A Deep-Learning Pipeline for TSS Coverage Imputation From Shallow Cell-Free DNA Sequencing

Front Med (Lausanne). 2021 Dec 3:8:684238. doi: 10.3389/fmed.2021.684238. eCollection 2021.

Abstract

Cell-free DNA (cfDNA) serves as a footprint of the nucleosome occupancy status of transcription start sites (TSSs), and has been subject to wide development for use in noninvasive health monitoring and disease detection. However, the requirement for high sequencing depth limits its clinical use. Here, we introduce a deep-learning pipeline designed for TSS coverage profiles generated from shallow cfDNA sequencing called the Autoencoder of cfDNA TSS (AECT) coverage profile. AECT outperformed existing single-cell sequencing imputation algorithms in terms of improvements to TSS coverage accuracy and the capture of latent biological features that distinguish sex or tumor status.
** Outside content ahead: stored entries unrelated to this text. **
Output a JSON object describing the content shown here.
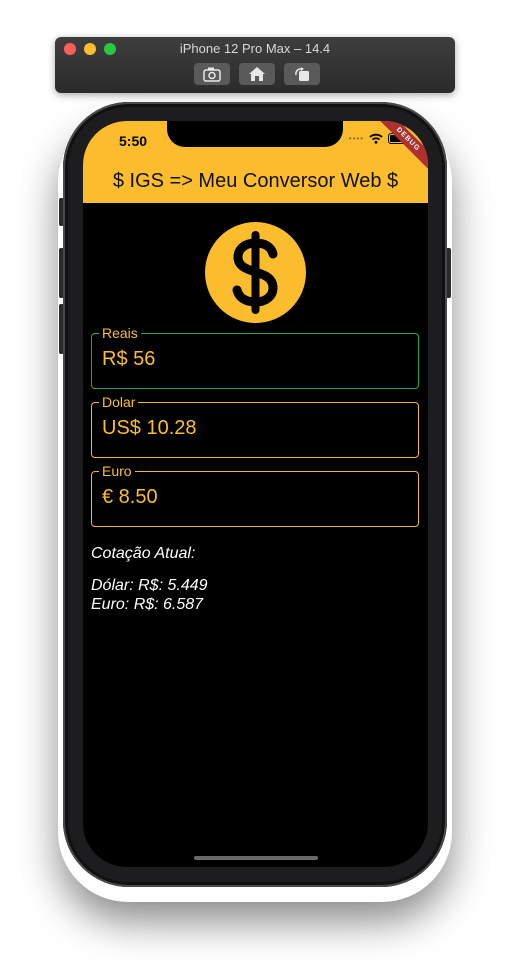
{
  "simulator": {
    "title": "iPhone 12 Pro Max – 14.4"
  },
  "status_bar": {
    "time": "5:50",
    "debug_banner": "DEBUG"
  },
  "app_bar": {
    "title": "$ IGS => Meu Conversor Web $"
  },
  "fields": {
    "reais": {
      "label": "Reais",
      "value": "R$ 56"
    },
    "dolar": {
      "label": "Dolar",
      "value": "US$ 10.28"
    },
    "euro": {
      "label": "Euro",
      "value": "€ 8.50"
    }
  },
  "quote": {
    "heading": "Cotação Atual:",
    "dolar": "Dólar: R$: 5.449",
    "euro": "Euro: R$: 6.587"
  },
  "colors": {
    "accent": "#fbbd2e",
    "focused_border": "#2aa64a",
    "background": "#000000"
  },
  "icons": {
    "header_coin": "dollar-coin-icon",
    "screenshot_button": "camera-icon",
    "home_button": "home-icon",
    "rotate_button": "rotate-icon"
  }
}
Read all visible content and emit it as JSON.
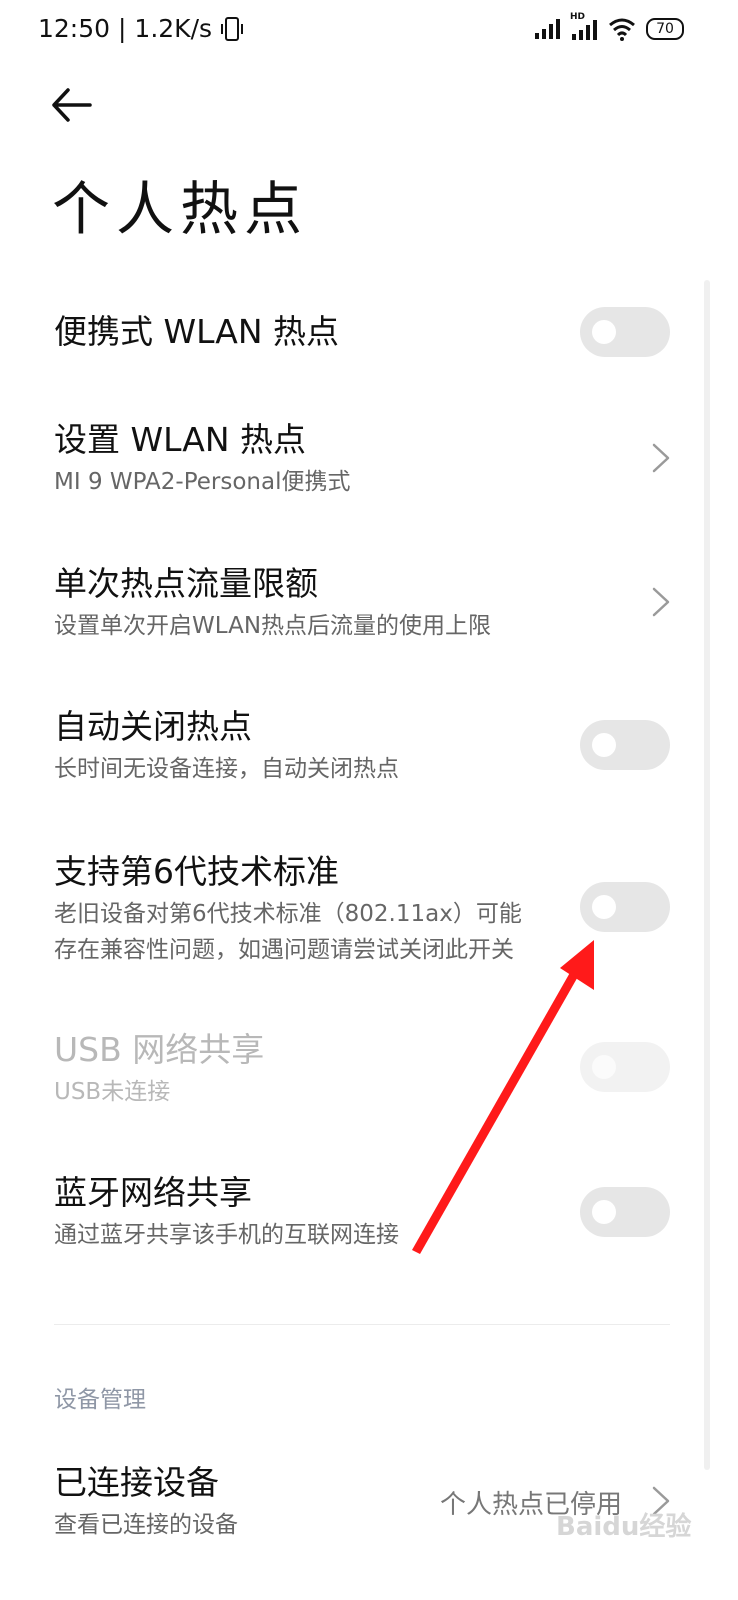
{
  "status_bar": {
    "time": "12:50",
    "speed": "| 1.2K/s",
    "hd_label": "HD",
    "battery": "70"
  },
  "header": {
    "title": "个人热点"
  },
  "settings": [
    {
      "title": "便携式 WLAN 热点",
      "subtitle": "",
      "control": "toggle",
      "on": false,
      "enabled": true
    },
    {
      "title": "设置 WLAN 热点",
      "subtitle": "MI 9 WPA2-Personal便携式",
      "control": "chevron"
    },
    {
      "title": "单次热点流量限额",
      "subtitle": "设置单次开启WLAN热点后流量的使用上限",
      "control": "chevron"
    },
    {
      "title": "自动关闭热点",
      "subtitle": "长时间无设备连接，自动关闭热点",
      "control": "toggle",
      "on": false,
      "enabled": true
    },
    {
      "title": "支持第6代技术标准",
      "subtitle_lines": [
        "老旧设备对第6代技术标准（802.11ax）可能",
        "存在兼容性问题，如遇问题请尝试关闭此开关"
      ],
      "control": "toggle",
      "on": false,
      "enabled": true
    },
    {
      "title": "USB 网络共享",
      "subtitle": "USB未连接",
      "control": "toggle",
      "on": false,
      "enabled": false
    },
    {
      "title": "蓝牙网络共享",
      "subtitle": "通过蓝牙共享该手机的互联网连接",
      "control": "toggle",
      "on": false,
      "enabled": true
    }
  ],
  "device_section": {
    "header": "设备管理",
    "connected_devices": {
      "title": "已连接设备",
      "subtitle": "查看已连接的设备",
      "value": "个人热点已停用"
    }
  },
  "watermark": "Baidu经验",
  "colors": {
    "toggle_off": "#e6e6e6",
    "section_header": "#8f97a6",
    "annotation_arrow": "#ff1a1a"
  }
}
We built classifiers for the detection of breast and rectal cancer using AECT-imputed shallow sequencing data, and their performance was close to that achieved by high-depth sequencing, suggesting that AECT could provide a broadly applicable noninvasive screening approach with high accuracy and at a moderate cost.

Keywords: autoencoder; cell-free DNA; deep learning; nucleosome footprint; whole-genome sequencing.